Juiz de Fora-MG (386 mil hab.) possui a Fundação Cultural Alfredo Ferreira Lage, que atua na promoção e divulgação de eventos culturais locais, nacionais e internacionais, operando equipamentos como bibliotecas, videoteca e teatros.
Em 1993, iniciou-se uma das mais recentes experiências. Jacareí-SP (164 mil hab.) implantou sua fundação cultural, constituindo uma entidade bastante "enxuta", que opera nas áreas de patrimônio histórico, formação e promoção de eventos.
RESULTADOS
A principal vantagem da implantação de uma fundação cultural é a possibilidade de executar a política cultural com mais agilidade do que utilizando a infra-estrutura administrativa da prefeitura. Este benefício, entretanto, só se mantém se a autonomia administrativa da fundação não gerar uma superestrutura tão pesada quanto a prefeitura.

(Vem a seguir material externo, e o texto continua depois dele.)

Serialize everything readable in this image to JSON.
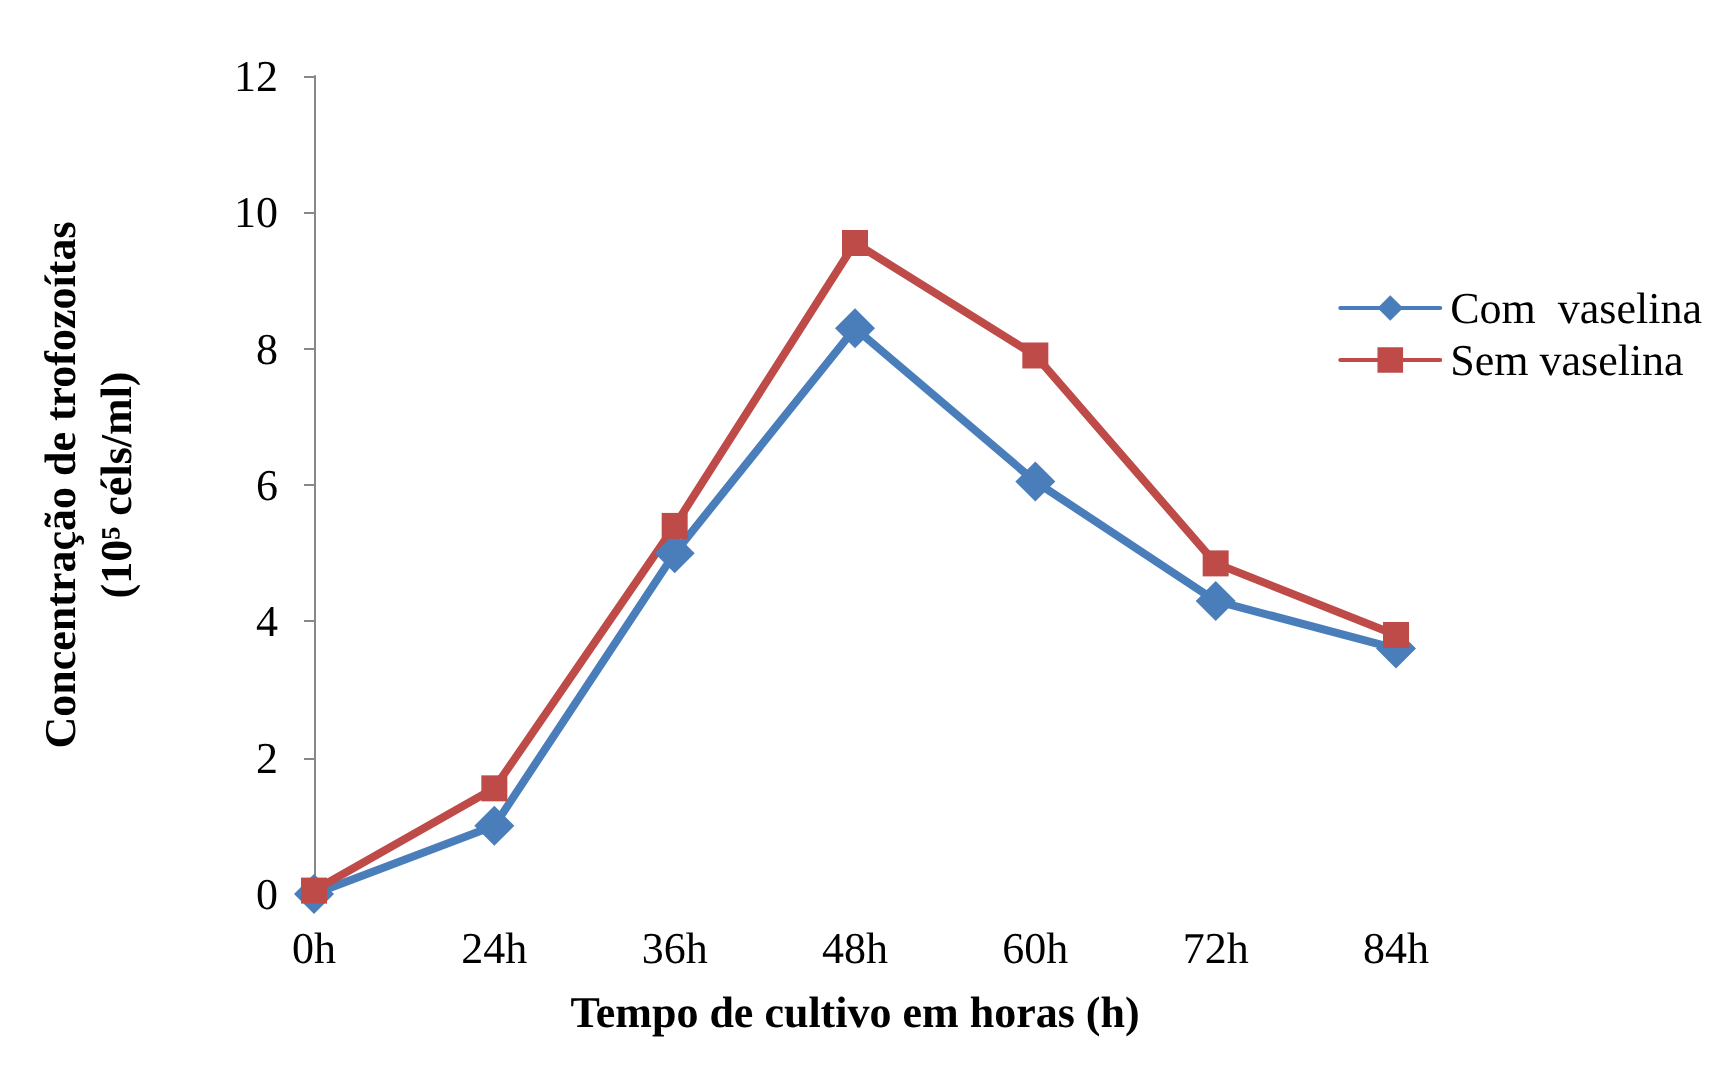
{
  "chart_data": {
    "type": "line",
    "xlabel": "Tempo de cultivo em horas (h)",
    "ylabel": "Concentração de trofozoítas\n(10⁵ céls/ml)",
    "categories": [
      "0h",
      "24h",
      "36h",
      "48h",
      "60h",
      "72h",
      "84h"
    ],
    "series": [
      {
        "name": "Com  vaselina",
        "color": "#4a7ebb",
        "marker": "diamond",
        "values": [
          0,
          1.0,
          5.0,
          8.3,
          6.05,
          4.3,
          3.6
        ]
      },
      {
        "name": "Sem vaselina",
        "color": "#be4b48",
        "marker": "square",
        "values": [
          0.05,
          1.55,
          5.4,
          9.55,
          7.9,
          4.85,
          3.8
        ]
      }
    ],
    "ylim": [
      0,
      12
    ],
    "yticks": [
      0,
      2,
      4,
      6,
      8,
      10,
      12
    ],
    "grid": false,
    "legend": "right",
    "line_style": "solid"
  }
}
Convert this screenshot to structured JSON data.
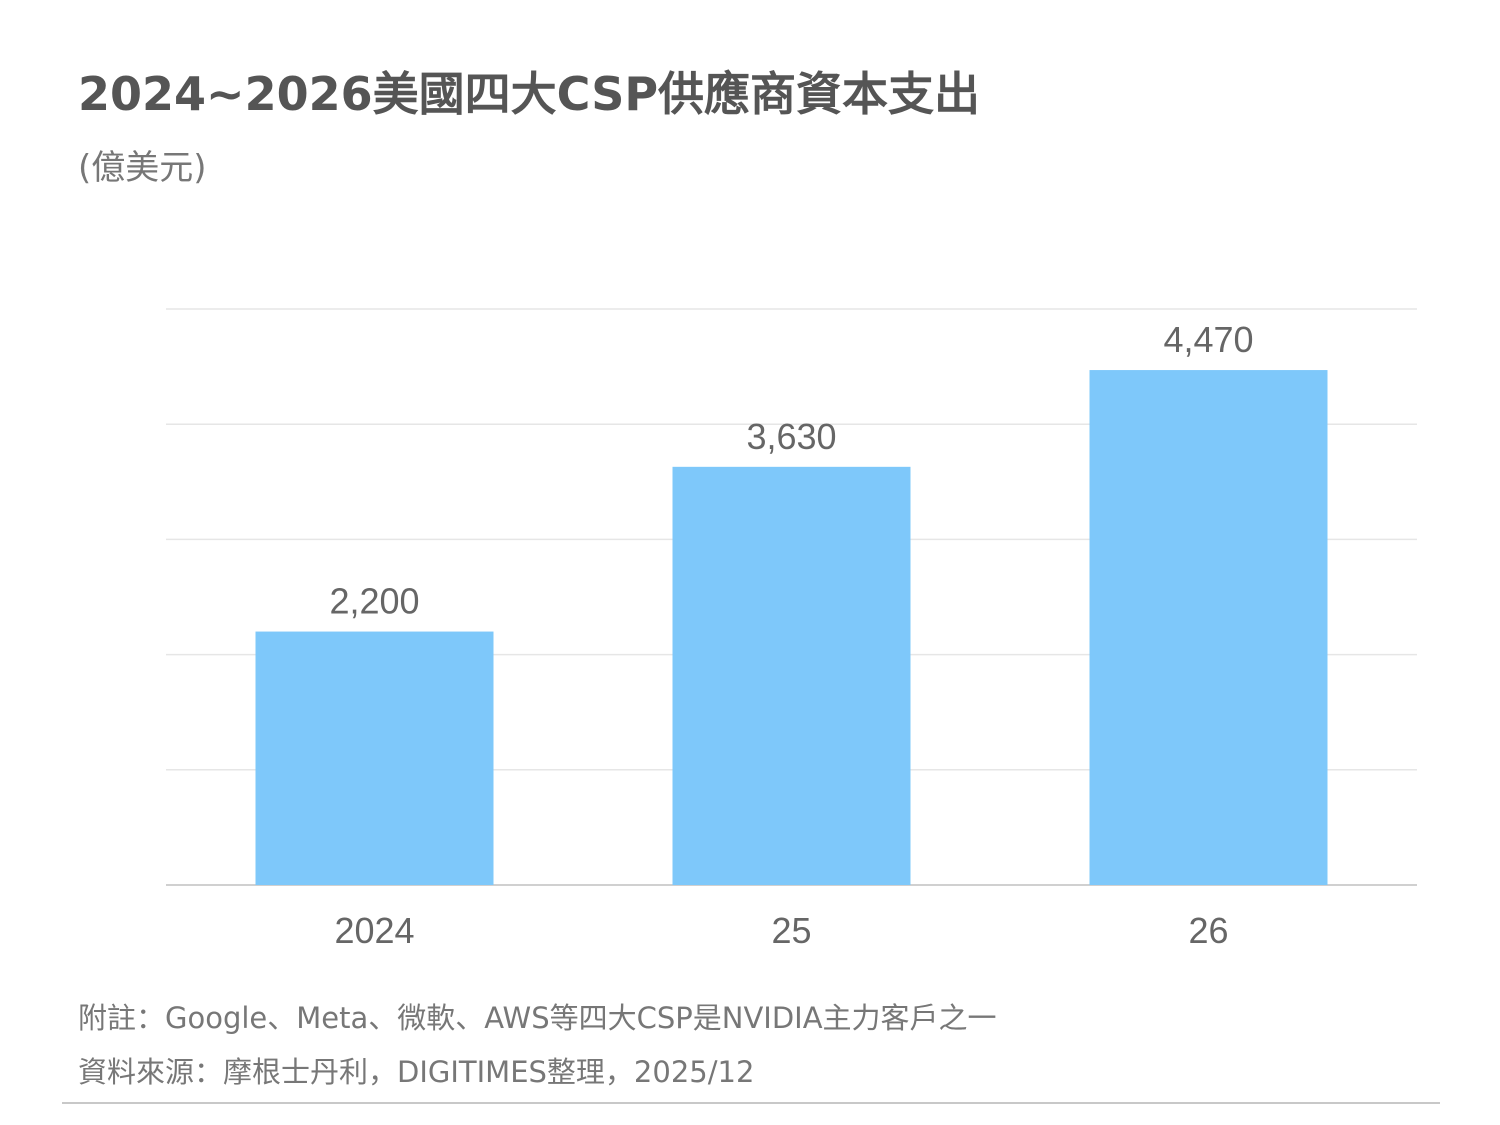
{
  "title": "2024~2026美國四大CSP供應商資本支出",
  "unit": "(億美元)",
  "footnotes": {
    "note": "附註：Google、Meta、微軟、AWS等四大CSP是NVIDIA主力客戶之一",
    "source": "資料來源：摩根士丹利，DIGITIMES整理，2025/12"
  },
  "colors": {
    "bar": "#7ec8fa",
    "grid": "#e6e6e6",
    "axis": "#d0d0d0",
    "text": "#666666"
  },
  "chart_data": {
    "type": "bar",
    "categories": [
      "2024",
      "25",
      "26"
    ],
    "values": [
      2200,
      3630,
      4470
    ],
    "value_labels": [
      "2,200",
      "3,630",
      "4,470"
    ],
    "title": "2024~2026美國四大CSP供應商資本支出",
    "ylabel": "(億美元)",
    "ylim": [
      0,
      5000
    ],
    "grid": true,
    "legend": "none"
  }
}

Nenhuma fundação trará resultados positivos se for transformada em um organismo de grande porte. O segredo de seu sucesso irá residir, exatamente, na capacidade da administração municipal em mantê-la funcionando com número pequeno de funcionários. A fundação cultural tende a se apresentar com maior visibilidade junto à população. É mais fácil conseguir apoio da sociedade para os projetos culturais do governo municipal, pois a fundação fica diferenciada da prefeitura e assume uma identidade própria, mais próxima à sociedade. Se existirem mecanismos democráticos de gestão da política cultural e da fundação, esse benefício se vê multiplicado e pode, inclusive, contribuir para que projetos de grande impacto na sociedade não sejam interrompidos nas mudanças de governo.
Na fundação, os funcionários administrativos podem se especializar nas necessidades e especificidades da área de cultura. Esta vantagem é mais expressiva na compra de bens e serviços e organização de eventos, onde normalmente as áreas de cultura localizadas na administração direta encontram mais dificuldades.
A fundação pode obter outras rendas, além dos recursos do orçamento municipal, através da cobrança de ingressos, concessão de exploração comercial de espaços de suas instalações, doações, parcerias com a iniciativa privada e venda de publicações, cartões ou outros produtos. Essas receitas adicionais podem ser integralmente aplicadas nas atividades da entidade.
* Publicado originalmente como DICAS nº 18 em 1994
Dicas, é um boletim voltado para dirigentes municipais (prefeitos, secretários, vereadores) e lideranças sociais. Os textos buscam oferecer informações sobre técnicas e práticas de gestão que contribuam para o avanço da democracia, otimização da aplicação e uso dos recursos públicos, promoção da cidadania e melhoria da qualidade de vida.